Thanks to PTJ, ISQ Online is running a debate about the scope and nature of the ‘practice turn’ in the study of world politics. The symposium centers around a recent International Studies Quarterly article by Christian Bueger and Frank Gadinger, “The Play of International Practice.”*
From PTJ’s introduction:
The challenge, then, is to develop an adequate conceptual vocabulary for practice-sensiblity scholarship. Christian Bueger and Frank Gadinger’s ISQ article suggests that International Relations scholarship in a practice mode would be enhanced by a broader examination of the philosophical and social-theoretical roots of practice accounts, particularly by an expansion of our conceptual vocabulary beyond the admittedly useful language provided by Pierre Bourdieu.
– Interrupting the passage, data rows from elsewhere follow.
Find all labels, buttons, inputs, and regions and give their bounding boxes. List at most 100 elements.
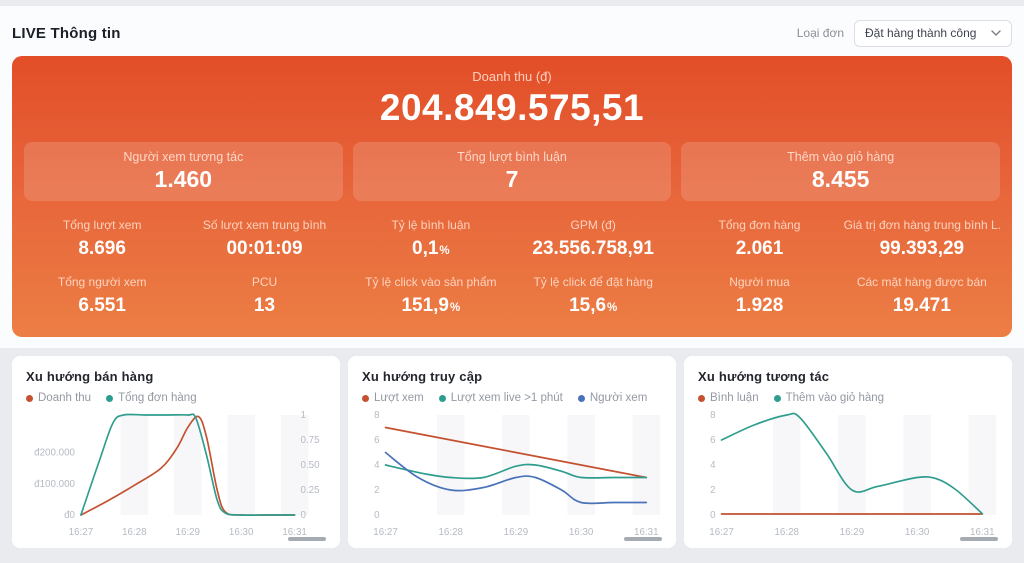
svg-text:8: 8 [374, 410, 380, 421]
legend-item[interactable]: Lượt xem live >1 phút [438, 392, 563, 404]
metric: Người mua 1.928 [681, 275, 837, 319]
order-type-label: Loại đơn [796, 26, 844, 40]
revenue-value: 204.849.575,51 [379, 87, 645, 128]
svg-text:6: 6 [374, 435, 380, 446]
metric-label: Số lượt xem trung bình [202, 218, 327, 232]
svg-text:16:27: 16:27 [69, 527, 94, 538]
metric: PCU 13 [186, 275, 342, 319]
metric-value: 23.556.758,91 [532, 238, 654, 259]
chart-scrollbar-handle[interactable] [960, 537, 998, 541]
metric-label: GPM (đ) [570, 218, 616, 232]
metric-label: Tổng đơn hàng [718, 218, 801, 232]
svg-text:16:29: 16:29 [840, 527, 865, 538]
chart-legend: Bình luận Thêm vào giỏ hàng [698, 392, 998, 404]
metric: Các mặt hàng được bán 19.471 [844, 275, 1000, 319]
svg-text:6: 6 [710, 435, 716, 446]
metric-value: 6.551 [78, 295, 126, 316]
svg-text:0.25: 0.25 [301, 485, 321, 496]
summary-panel: Doanh thu (đ) 204.849.575,51 Người xem t… [12, 56, 1012, 337]
svg-text:16:31: 16:31 [970, 527, 995, 538]
svg-text:16:30: 16:30 [905, 527, 930, 538]
legend-item[interactable]: Tổng đơn hàng [106, 392, 197, 404]
chart-plot: đ200.000 đ100.000 đ0 1 0.75 0.50 0.25 0 16:27 16:… [26, 407, 326, 541]
svg-text:đ0: đ0 [64, 510, 75, 521]
legend-item[interactable]: Lượt xem [362, 392, 424, 404]
metric: Tỷ lệ click vào sản phẩm 151,9% [353, 275, 509, 319]
svg-text:0: 0 [301, 510, 307, 521]
page-header: LIVE Thông tin Loại đơn Đặt hàng thành c… [12, 16, 1012, 50]
chart-title: Xu hướng tương tác [698, 369, 830, 384]
metric: Tổng đơn hàng 2.061 [681, 218, 837, 262]
svg-text:16:31: 16:31 [634, 527, 659, 538]
legend-dot-icon [577, 394, 585, 402]
svg-text:16:29: 16:29 [504, 527, 529, 538]
metric: Số lượt xem trung bình 00:01:09 [186, 218, 342, 262]
svg-text:1: 1 [301, 410, 307, 421]
charts-row: Xu hướng bán hàng Doanh thu Tổng đơn hàng đ… [12, 356, 1012, 548]
chart-scrollbar-handle[interactable] [288, 537, 326, 541]
legend-label: Tổng đơn hàng [118, 392, 197, 404]
metric-value: 151,9% [401, 295, 461, 316]
chart-card: Xu hướng bán hàng Doanh thu Tổng đơn hàng đ… [12, 356, 340, 548]
live-dashboard: LIVE Thông tin Loại đơn Đặt hàng thành c… [0, 6, 1024, 563]
svg-text:0.75: 0.75 [301, 435, 321, 446]
metric-label: PCU [251, 275, 278, 289]
metric: Tổng người xem 6.551 [24, 275, 180, 319]
svg-text:8: 8 [710, 410, 716, 421]
metric-label: Tỷ lệ click để đặt hàng [533, 275, 653, 289]
legend-item[interactable]: Bình luận [698, 392, 759, 404]
legend-item[interactable]: Thêm vào giỏ hàng [773, 392, 884, 404]
svg-text:16:28: 16:28 [774, 527, 799, 538]
metric-value: 8.696 [78, 238, 126, 259]
chart-card: Xu hướng tương tác Bình luận Thêm vào giỏ … [684, 356, 1012, 548]
svg-text:16:27: 16:27 [709, 527, 734, 538]
svg-text:0: 0 [710, 510, 716, 521]
highlight-card-value: 7 [505, 166, 519, 192]
legend-item[interactable]: Doanh thu [26, 392, 91, 404]
svg-text:16:31: 16:31 [282, 527, 307, 538]
svg-text:16:28: 16:28 [122, 527, 147, 538]
legend-dot-icon [26, 394, 33, 402]
percent-suffix: % [607, 302, 618, 314]
chart-plot: 8 6 4 2 0 16:27 16:28 16:29 16:30 16:31 [362, 407, 662, 541]
svg-text:đ200.000: đ200.000 [34, 447, 75, 458]
metric-label: Các mặt hàng được bán [856, 275, 987, 289]
metric: Giá trị đơn hàng trung bình L.. 99.393,29 [844, 218, 1000, 262]
metric-group: Tỷ lệ bình luận 0,1% GPM (đ) 23.556.758,91 T… [353, 205, 672, 319]
metric: Tổng lượt xem 8.696 [24, 218, 180, 262]
order-type-filter: Loại đơn Đặt hàng thành công [796, 19, 1012, 47]
svg-text:16:27: 16:27 [373, 527, 398, 538]
legend-dot-icon [362, 394, 369, 402]
svg-text:16:30: 16:30 [569, 527, 594, 538]
highlight-card: Tổng lượt bình luận 7 [352, 142, 672, 201]
svg-text:0.50: 0.50 [301, 460, 321, 471]
svg-text:4: 4 [374, 460, 380, 471]
metric-label: Giá trị đơn hàng trung bình L.. [843, 218, 1001, 232]
highlight-card-value: 1.460 [154, 166, 213, 192]
svg-text:16:28: 16:28 [438, 527, 463, 538]
chart-plot: 8 6 4 2 0 16:27 16:28 16:29 16:30 16:31 [698, 407, 998, 541]
metric: Tỷ lệ click để đặt hàng 15,6% [515, 275, 671, 319]
metric-value: 15,6% [569, 295, 618, 316]
order-type-select[interactable]: Đặt hàng thành công [854, 19, 1012, 47]
order-type-selected-value: Đặt hàng thành công [865, 26, 977, 40]
metric: GPM (đ) 23.556.758,91 [515, 218, 671, 262]
chart-title: Xu hướng truy cập [362, 369, 483, 384]
legend-label: Doanh thu [38, 392, 92, 404]
metric-value: 19.471 [892, 295, 951, 316]
chart-card: Xu hướng truy cập Lượt xem Lượt xem live >… [348, 356, 676, 548]
metric-value: 99.393,29 [879, 238, 965, 259]
highlight-card: Thêm vào giỏ hàng 8.455 [681, 142, 1001, 201]
chart-scrollbar-handle[interactable] [624, 537, 662, 541]
legend-label: Lượt xem [374, 392, 424, 404]
legend-dot-icon [438, 394, 446, 402]
svg-text:2: 2 [374, 485, 379, 496]
metric-group: Tổng đơn hàng 2.061 Giá trị đơn hàng trung… [681, 205, 1000, 319]
chevron-down-icon [991, 30, 1001, 36]
legend-item[interactable]: Người xem [577, 392, 647, 404]
metric-label: Người mua [729, 275, 790, 289]
metric: Tỷ lệ bình luận 0,1% [353, 218, 509, 262]
metric-value: 0,1% [412, 238, 450, 259]
highlight-cards: Người xem tương tác 1.460 Tổng lượt bình l… [24, 142, 1001, 201]
chart-legend: Doanh thu Tổng đơn hàng [26, 392, 326, 404]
The participants in this Symposium take up the challenge of providing that more adequate conceptual vocabulary by exploring the relationship between the various strains and threads of the “practice turn,” proposing alternatives that nonetheless remain within the “family” of practice approaches.
Indeed, practice-turn theorizing is quickly emerging as one of the ‘hot tickets’ in social-constructionist approaches to international relations, so even those put off by the conceptually vocabulary ought to take a look.
Participants include Emanuel Adler and Vincent Pouliot and Rebecca Adler-Nissen. Ole Jacob Sending’s contribution appears tomorrow.  Bueger’s and Gadinger’s response is coming on December 17th.